Friday, May 14, 2010

F2097-1 The Paradise Grocery Store

    St. Louis Catholic Church was a landmark while we were growing up.  It often served as a progress marker - much like the furlong stripes painted on the poles at the horse racing track at the Fairgrounds - that we used when we journeyed to the swimming pool at Taylor Park.  The church itself was a beautiful and imposing structure, with its twin bell towers, and it seemed to overshadow the tiny Greek Orthodox Church directly across the street.  Saint Looey’s, as we called it, was an integral part of that West Johnson Street neighborhood, that included the Lutheran Home for the Aged, the Badger Liquor Company, Giddings and Lewis, and of course (who could forget?), the Paradise Grocery store.
    How often we saw Father Panayotis walking on the sidewalk in front of the Greek church on the west side of Macy Street, or sitting on that bench in front of the Paradise Grocery talking with his parishioners.  He, too, would notice the imposing Catholic church across the street, it’s high towers shielding the morning sunlight in an almost imperfect way, as he paced back and forth during his meditations.  And many times he could be seen standing there on the sidewalk, his arms thrust into the sleeves of his riasa, the stove pipe hat on his head, looking wistfully at St. Looey’s Church.
    We seldom walked on the sidewalk in front of St. Looey’s.  Generally, we crossed the street after we had walked past the Hinn Coal Company buildings, and then we continued our journey on the west side of Macy Street.  We, too, often saw St.
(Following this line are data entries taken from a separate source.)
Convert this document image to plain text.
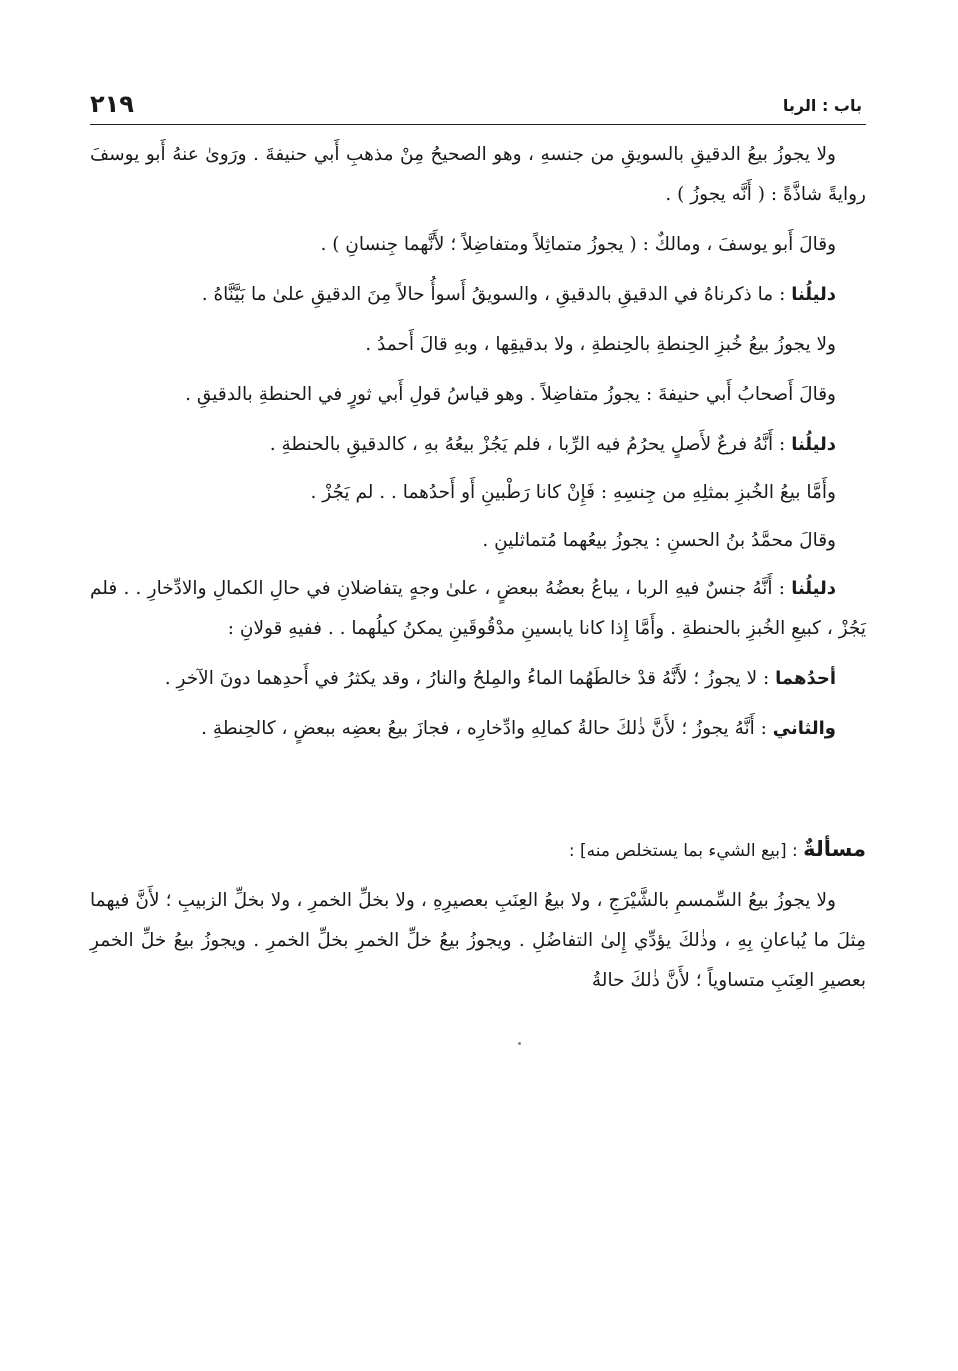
باب : الربا
٢١٩

ولا يجوزُ بيعُ الدقيقِ بالسويقِ من جنسهِ ، وهو الصحيحُ مِنْ مذهبِ أَبي حنيفةَ . ورَوىٰ عنهُ أَبو يوسفَ روايةً شاذَّةً : ( أَنَّه يجوزُ ) .

وقالَ أَبو يوسفَ ، ومالكٌ : ( يجوزُ متماثِلاً ومتفاضِلاً ؛ لأَنَّهما جِنسانِ ) .

دليلُنا : ما ذكرناهُ في الدقيقِ بالدقيقِ ، والسويقُ أَسوأُ حالاً مِنَ الدقيقِ علىٰ ما بَيَّنَّاهُ .

ولا يجوزُ بيعُ خُبزِ الحِنطةِ بالحِنطةِ ، ولا بدقيقِها ، وبهِ قالَ أَحمدُ .

وقالَ أَصحابُ أَبي حنيفةَ : يجوزُ متفاضِلاً . وهو قياسُ قولِ أَبي ثورٍ في الحنطةِ بالدقيقِ .

دليلُنا : أَنَّهُ فرعٌ لأَصلٍ يحرُمُ فيه الرِّبا ، فلم يَجُزْ بيعُهُ بهِ ، كالدقيقِ بالحنطةِ .

وأَمَّا بيعُ الخُبزِ بمثلِهِ من جِنسِهِ : فَإِنْ كانا رَطْبينِ أَو أَحدُهما . . لم يَجُزْ .

وقالَ محمَّدُ بنُ الحسنِ : يجوزُ بيعُهما مُتماثلينِ .

دليلُنا : أَنَّهُ جنسٌ فيهِ الربا ، يباعُ بعضُهُ ببعضٍ ، علىٰ وجهٍ يتفاضلانِ في حالِ الكمالِ والادِّخارِ . . فلم يَجُزْ ، كبيعِ الخُبزِ بالحنطةِ . وأَمَّا إِذا كانا يابسينِ مدْقُوقَينِ يمكنُ كيلُهما . . ففيهِ قولانِ :

أحدُهما : لا يجوزُ ؛ لأَنَّهُ قدْ خالطَهُما الماءُ والمِلحُ والنارُ ، وقد يكثرُ في أَحدِهما دونَ الآخرِ .

والثاني : أَنَّهُ يجوزُ ؛ لأَنَّ ذٰلكَ حالةُ كمالِهِ وادِّخارِه ، فجازَ بيعُ بعضِه ببعضٍ ، كالحِنطةِ .

مسألةٌ : [بيع الشيء بما يستخلص منه] :

ولا يجوزُ بيعُ السِّمسمِ بالشَّيْرَجِ ، ولا بيعُ العِنَبِ بعصيرِهِ ، ولا بخلِّ الخمرِ ، ولا بخلِّ الزبيبِ ؛ لأَنَّ فيهما مِثلَ ما يُباعانِ بِهِ ، وذٰلكَ يؤدِّي إِلىٰ التفاضُلِ . ويجوزُ بيعُ خلِّ الخمرِ بخلِّ الخمرِ . ويجوزُ بيعُ خلِّ الخمرِ بعصيرِ العِنَبِ متساوياً ؛ لأَنَّ ذٰلكَ حالةُ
Louis Church from the same perspective as Father Panayotis: its towers raking the pale blue sky, the sunlight glinting between the crosses.  Indeed, the Second Coming itself would pass through those towers, some thought, like a long field goal at Fruth Memorial Field.
    We would remember the last days at the Paradise Grocery as well: the shelves were bare, the room was dimly lit.  An old woman, clutching at the threads of her black shawl, sat behind the counter like a tiny bird.  It was she who would demand to see “da picture card” when someone attempted to buy beer from her.  She would stand there and shake her finger, saying, “Letta me see da picture card,” with a voice cracked and calloused with age.  She viewed each one of us with skepticism and with a lack of trust.  “No picture card.  No beer!” she warned, as we entered the store.  And even were we to go in there and buy a few rolls of toilet paper, she should stand behind the counter with her arms folded across her chest, with the word no slowly forming on her lips out of pure reflexive spite.
    But in many respects, it was only the sale of beer in the evening after 9 p.m. that kept the Paradise Grocery Store open.  One by one the cars would come and park in front of the store.  From the cluster of three or four young men in the car, one would be chosen to go inside to attempt to buy a case of beer.  If he was 18 years or older, he would smile when the old woman asked to see the picture card: he knew she couldn’t challenge him because he was of age.  If he was under 18 years of age, often his raw nervousness entered the store well before he did, and she always seemed to sense that.  He would buy no beer from her.  She would say, “You baby!”  And then pointing at the door, she would add, “No beer!  Out!”  He would slink out of the store and return to the car like a furtive mouse being harried by a cat.  Then one by one, the young men would decide who would go back into the store to try again.  Often, the youngest man in the group was the one who was successful in buying the case of beer, less for his powers of persuasion and more for his charm, because he looked at her and smiled as he brought the case of beer to the counter.  She could see at once that he wasn’t wearing the tattered uniform of fear.  She wouldn’t even ask him for “da picture card.”  Instead, she would ring up the sale on that old brass cash register and hold her hand off to the side, waiting for him to put his money in her hand.  “Six dollar fifty.”